Growing ranks of Hong Kong’s typically conservative and publicity-shy bureaucrats have begun an unprecedented online dissent campaign against the city’s pro-Beijing leaders over their response to weeks of violent pro-democracy protests.
Multiple open letters have been signed by hundreds of anonymous civil servants in the past week condemning the administration of city leader Carrie Lam and the police.
A group of civil servants has also announced plans to hold a rally on Friday night – something unheard of from a demographic that usually eschews politics.
The letters – accompanied by photos of civil servant identity cards with personal details obscured -bemoan Lam’s lack of leadership and refusal to compromise as her administration grapples with huge protests rocking the international finance hub.
Civil servants interviewed by AFP said they felt compelled to speak out after nearly two months of chaos that shows no signs of abating, with Lam seemingly unable – or unwilling – to find a solution and Beijing continuing to back her government.
Many decided to break their silence after a vicious attack on protesters by pro-government thugs and suspected triad members that left 45 people in hospital.

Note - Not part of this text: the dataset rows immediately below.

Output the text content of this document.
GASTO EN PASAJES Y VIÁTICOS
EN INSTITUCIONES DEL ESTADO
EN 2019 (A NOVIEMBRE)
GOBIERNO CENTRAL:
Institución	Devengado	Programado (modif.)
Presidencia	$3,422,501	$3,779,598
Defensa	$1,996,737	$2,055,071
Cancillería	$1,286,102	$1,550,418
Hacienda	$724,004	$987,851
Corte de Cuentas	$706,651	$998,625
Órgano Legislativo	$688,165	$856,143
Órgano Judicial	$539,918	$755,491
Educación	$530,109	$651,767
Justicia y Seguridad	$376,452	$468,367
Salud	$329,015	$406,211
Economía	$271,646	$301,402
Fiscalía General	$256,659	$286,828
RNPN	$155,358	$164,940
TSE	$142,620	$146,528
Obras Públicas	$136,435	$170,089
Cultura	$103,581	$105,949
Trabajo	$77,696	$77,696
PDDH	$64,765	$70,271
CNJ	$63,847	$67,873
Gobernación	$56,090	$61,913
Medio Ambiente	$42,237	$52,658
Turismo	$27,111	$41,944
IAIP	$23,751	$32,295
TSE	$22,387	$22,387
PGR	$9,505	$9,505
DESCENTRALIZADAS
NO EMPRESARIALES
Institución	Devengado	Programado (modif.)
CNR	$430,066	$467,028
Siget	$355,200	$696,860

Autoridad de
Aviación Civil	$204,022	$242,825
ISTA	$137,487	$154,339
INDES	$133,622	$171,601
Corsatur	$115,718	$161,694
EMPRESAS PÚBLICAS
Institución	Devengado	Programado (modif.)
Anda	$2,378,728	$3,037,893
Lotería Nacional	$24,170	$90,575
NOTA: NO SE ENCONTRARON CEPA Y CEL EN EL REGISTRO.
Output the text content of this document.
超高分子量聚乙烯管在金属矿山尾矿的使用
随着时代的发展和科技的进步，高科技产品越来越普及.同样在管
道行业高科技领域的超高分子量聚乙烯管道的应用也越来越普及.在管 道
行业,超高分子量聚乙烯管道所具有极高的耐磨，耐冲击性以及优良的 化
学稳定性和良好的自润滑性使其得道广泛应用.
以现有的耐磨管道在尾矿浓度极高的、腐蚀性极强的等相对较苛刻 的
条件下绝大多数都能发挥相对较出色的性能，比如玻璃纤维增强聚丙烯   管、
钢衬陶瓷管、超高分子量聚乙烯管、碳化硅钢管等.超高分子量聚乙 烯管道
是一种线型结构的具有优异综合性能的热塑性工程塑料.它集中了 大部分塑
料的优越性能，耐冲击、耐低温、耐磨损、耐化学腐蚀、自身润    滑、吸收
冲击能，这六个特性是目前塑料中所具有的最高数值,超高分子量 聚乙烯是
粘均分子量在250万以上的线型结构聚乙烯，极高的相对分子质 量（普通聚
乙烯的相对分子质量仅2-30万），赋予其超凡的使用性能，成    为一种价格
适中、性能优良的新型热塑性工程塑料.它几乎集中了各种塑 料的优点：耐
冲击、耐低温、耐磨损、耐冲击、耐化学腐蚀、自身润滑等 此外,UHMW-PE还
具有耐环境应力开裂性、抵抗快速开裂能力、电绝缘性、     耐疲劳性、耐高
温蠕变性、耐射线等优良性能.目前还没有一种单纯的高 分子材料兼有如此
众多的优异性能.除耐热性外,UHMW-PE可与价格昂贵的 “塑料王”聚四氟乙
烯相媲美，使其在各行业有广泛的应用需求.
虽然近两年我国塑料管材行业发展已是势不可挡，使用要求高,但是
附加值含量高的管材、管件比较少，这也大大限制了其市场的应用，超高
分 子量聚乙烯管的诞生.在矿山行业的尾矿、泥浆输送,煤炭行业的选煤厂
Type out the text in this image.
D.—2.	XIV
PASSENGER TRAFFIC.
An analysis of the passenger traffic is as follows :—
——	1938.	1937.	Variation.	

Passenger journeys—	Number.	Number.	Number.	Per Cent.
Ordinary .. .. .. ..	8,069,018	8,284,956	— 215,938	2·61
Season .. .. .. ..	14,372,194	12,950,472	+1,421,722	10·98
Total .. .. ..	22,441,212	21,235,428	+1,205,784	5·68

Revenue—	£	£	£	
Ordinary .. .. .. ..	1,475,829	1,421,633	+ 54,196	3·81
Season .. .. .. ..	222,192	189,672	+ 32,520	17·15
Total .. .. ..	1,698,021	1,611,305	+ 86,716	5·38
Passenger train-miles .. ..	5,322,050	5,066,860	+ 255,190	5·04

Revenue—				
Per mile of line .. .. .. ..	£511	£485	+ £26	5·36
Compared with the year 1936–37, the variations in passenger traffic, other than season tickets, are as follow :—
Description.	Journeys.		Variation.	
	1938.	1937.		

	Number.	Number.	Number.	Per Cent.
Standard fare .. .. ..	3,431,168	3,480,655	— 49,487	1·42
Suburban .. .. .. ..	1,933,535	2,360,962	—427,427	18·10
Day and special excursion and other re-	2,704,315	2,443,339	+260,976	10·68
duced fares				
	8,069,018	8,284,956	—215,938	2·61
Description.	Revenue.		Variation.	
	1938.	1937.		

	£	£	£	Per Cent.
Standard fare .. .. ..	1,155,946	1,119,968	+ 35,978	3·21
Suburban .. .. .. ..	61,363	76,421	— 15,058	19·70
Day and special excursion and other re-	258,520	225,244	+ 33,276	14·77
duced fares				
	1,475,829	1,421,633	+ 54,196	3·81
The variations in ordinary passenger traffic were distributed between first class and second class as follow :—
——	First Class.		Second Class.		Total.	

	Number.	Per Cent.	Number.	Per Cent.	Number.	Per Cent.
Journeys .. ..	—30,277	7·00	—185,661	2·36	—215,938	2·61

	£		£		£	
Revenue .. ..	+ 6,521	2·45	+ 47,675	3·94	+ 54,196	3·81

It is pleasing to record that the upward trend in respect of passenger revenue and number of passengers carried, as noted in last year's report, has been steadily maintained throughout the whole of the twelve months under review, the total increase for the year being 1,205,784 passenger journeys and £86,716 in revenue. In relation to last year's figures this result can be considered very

“I hope to use this letter to tell citizens that the people are our real bosses,” a 30-year-old executive officer and anonymous signatory who only gave her surname Leung, told AFP.
“We need to use this special role of ours to make sure the government squarely faces and responds to issues.”
An officer in her mid-twenties in the government’s food and environmental hygiene department said she planned to attend Friday’s rally because Lam’s administration had not shown “a sliver of conscience”.
“If I don’t speak up now, I would be complicit in their abuses,” she told AFP.
“The current government has lost its credibility and used the violence of the system and the police to suppress people’s voices and deprive them of their fundamental rights.”
The Hong Kong protests were triggered by a government proposal which would have allowed extraditions to mainland China, but have since evolved into a call for wider democratic reforms and a halt to sliding freedoms.